ACCOUNTING giant KPMG said today the “first and toughest year” of its plan to restore growth has been a success, with earnings up 27 per cent in the 12 months to the end of September.
The company, one of the so-called Big Four professional services firms, posted £455m in annual profits on revenues up 0.4 per cent to £1.81bn.
A three per cent fall in partner numbers, from 602 a year ago to 583, helped push average partner pay up 23 per cent to £713,000. Meanwhile, KPMG’s 10,800 UK staff will enjoy a 20 per cent bigger bonus pool of £73m for the year. The company’s overall headcount has risen by around 200 in the last year.
The strong results compare to a 13 per cent fall in profit in 2012, when the firm warned it was looking to cut hundreds of jobs.
The company’s chairman Simon Collins, who took the helm in October 2012, said KPMG has managed to get “a sustainable grip on the bottom line” this year.
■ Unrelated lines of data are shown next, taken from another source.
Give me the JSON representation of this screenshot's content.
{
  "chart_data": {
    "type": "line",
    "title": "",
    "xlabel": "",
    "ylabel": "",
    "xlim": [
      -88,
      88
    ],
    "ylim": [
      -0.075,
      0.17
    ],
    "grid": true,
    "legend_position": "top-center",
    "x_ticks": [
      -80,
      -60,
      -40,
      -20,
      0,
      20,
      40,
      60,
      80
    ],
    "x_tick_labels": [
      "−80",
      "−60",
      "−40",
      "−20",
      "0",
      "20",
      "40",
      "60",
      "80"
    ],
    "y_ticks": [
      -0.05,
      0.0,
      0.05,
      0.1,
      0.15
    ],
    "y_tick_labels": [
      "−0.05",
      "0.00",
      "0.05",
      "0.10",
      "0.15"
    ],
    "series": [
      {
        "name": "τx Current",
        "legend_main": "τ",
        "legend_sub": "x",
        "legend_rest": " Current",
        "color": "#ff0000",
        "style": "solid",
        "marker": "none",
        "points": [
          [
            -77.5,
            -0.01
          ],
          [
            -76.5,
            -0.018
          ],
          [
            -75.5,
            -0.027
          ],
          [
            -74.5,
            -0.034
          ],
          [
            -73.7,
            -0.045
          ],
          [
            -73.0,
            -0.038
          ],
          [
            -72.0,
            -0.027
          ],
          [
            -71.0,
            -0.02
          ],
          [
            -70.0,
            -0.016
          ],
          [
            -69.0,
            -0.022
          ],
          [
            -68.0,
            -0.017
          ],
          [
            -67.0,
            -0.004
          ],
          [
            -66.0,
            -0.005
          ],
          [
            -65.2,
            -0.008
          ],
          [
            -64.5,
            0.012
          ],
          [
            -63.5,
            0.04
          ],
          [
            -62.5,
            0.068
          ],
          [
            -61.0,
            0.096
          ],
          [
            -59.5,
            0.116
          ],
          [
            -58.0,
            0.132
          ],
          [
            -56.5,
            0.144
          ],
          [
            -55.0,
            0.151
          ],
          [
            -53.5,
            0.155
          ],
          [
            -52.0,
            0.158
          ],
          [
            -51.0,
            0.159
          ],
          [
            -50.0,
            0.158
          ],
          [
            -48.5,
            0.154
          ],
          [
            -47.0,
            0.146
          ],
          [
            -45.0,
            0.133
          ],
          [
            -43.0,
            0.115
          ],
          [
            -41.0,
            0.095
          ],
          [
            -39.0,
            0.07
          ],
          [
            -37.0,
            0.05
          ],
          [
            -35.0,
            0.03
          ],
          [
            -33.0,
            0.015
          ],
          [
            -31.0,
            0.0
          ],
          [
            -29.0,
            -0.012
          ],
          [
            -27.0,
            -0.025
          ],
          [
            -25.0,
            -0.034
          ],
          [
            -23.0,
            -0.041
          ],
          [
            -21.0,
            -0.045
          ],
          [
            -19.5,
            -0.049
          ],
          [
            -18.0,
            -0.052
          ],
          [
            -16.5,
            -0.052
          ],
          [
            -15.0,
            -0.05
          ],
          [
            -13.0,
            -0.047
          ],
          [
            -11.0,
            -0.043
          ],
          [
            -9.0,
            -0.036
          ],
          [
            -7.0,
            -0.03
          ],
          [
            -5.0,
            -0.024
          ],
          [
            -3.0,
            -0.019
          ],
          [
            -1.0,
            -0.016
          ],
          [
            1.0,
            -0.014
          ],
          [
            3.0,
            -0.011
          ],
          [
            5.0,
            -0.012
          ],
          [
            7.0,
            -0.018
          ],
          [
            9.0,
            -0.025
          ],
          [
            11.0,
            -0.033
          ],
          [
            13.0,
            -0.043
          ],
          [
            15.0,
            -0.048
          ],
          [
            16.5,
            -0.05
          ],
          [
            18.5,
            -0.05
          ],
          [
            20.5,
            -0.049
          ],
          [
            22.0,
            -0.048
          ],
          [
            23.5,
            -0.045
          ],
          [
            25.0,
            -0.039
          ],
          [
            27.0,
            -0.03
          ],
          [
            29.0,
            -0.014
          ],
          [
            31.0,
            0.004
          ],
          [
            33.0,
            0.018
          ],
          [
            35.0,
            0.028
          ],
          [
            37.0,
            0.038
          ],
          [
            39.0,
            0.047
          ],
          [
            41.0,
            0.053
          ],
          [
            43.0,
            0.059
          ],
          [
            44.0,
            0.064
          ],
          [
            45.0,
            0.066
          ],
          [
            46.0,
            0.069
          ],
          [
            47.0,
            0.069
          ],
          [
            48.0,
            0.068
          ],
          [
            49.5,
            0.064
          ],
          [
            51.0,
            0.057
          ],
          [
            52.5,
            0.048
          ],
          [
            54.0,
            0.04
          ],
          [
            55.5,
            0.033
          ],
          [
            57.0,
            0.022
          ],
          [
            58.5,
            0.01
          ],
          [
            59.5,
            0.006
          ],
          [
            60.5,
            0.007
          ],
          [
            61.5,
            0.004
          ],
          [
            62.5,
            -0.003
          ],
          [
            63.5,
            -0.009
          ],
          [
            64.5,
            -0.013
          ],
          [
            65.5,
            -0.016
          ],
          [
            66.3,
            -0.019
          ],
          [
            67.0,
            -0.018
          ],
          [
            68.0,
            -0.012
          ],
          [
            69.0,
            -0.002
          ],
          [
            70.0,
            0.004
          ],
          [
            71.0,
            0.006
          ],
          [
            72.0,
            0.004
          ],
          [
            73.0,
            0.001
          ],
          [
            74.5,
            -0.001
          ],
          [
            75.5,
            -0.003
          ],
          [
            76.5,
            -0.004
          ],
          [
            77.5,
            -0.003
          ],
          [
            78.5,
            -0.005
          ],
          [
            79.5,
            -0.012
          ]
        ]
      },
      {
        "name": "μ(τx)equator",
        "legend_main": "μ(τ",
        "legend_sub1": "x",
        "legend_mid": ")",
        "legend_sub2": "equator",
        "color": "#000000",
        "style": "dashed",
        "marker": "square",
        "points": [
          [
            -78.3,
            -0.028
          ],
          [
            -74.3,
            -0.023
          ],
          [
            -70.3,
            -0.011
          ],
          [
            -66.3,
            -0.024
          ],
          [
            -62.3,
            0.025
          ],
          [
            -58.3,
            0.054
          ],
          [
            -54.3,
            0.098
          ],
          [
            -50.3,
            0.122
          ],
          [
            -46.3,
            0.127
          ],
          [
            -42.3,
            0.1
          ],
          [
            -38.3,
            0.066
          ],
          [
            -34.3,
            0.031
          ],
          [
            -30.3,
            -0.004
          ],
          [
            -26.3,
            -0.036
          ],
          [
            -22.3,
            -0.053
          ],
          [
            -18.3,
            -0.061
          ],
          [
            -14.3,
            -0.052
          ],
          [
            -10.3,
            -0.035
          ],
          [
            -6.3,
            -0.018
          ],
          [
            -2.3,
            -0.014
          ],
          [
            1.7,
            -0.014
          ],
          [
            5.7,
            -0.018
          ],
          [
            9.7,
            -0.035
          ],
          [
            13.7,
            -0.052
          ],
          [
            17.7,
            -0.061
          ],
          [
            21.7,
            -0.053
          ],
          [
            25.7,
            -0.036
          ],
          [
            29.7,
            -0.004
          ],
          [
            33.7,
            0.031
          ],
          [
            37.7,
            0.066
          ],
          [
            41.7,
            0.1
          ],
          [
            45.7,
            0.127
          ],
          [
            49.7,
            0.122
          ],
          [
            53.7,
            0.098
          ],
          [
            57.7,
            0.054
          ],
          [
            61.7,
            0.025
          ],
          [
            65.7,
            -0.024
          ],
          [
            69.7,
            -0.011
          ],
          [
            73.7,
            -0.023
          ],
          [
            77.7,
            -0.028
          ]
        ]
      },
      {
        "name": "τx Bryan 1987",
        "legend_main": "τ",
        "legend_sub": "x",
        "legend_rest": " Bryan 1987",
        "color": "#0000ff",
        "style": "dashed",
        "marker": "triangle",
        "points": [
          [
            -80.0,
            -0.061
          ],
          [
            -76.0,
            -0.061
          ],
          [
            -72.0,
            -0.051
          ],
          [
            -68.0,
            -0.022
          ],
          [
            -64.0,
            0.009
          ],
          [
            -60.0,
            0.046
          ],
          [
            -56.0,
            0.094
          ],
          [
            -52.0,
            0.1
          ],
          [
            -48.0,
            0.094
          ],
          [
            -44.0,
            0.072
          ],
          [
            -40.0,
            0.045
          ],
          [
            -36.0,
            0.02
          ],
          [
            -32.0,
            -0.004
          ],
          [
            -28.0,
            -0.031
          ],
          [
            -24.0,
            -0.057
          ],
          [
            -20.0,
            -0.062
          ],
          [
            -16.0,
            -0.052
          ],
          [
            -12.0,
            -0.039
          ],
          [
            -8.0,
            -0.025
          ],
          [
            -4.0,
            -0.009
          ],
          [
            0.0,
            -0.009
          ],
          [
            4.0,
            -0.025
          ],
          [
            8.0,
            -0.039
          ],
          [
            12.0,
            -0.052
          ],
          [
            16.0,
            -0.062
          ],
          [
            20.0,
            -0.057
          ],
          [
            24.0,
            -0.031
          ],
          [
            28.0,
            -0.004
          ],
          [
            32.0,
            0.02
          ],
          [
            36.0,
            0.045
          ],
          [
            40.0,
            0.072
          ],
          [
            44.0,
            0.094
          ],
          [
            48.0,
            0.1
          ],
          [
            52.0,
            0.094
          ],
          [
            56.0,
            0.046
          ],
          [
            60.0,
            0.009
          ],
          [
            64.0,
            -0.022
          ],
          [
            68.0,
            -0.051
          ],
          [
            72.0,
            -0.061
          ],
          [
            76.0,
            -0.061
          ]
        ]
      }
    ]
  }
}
“We have ambitious plans to build on 2013’s successes in cyber security and infrastructure, amongst others, and drive growth with additional strategic investments,” he added in a statement.
KPMG said today it hopes to spend £450m on its UK business over the next three years.
Last month the firm also unveiled a $100m tech-focused investment fund, as it joins its Big Four rivals in searching for new work beyond their heartland bookkeeping businesses.
In the year to September, KPMG posted a 16 per cent rise in audit profits to £178m, following a flat 2012, while earnings from its tax practice fell slightly to £140m and profit from advisory work was up 15 per cent to £308m.
The global KPMG network last week posted a 3.7 per cent rise in net fee income to $23.4bn.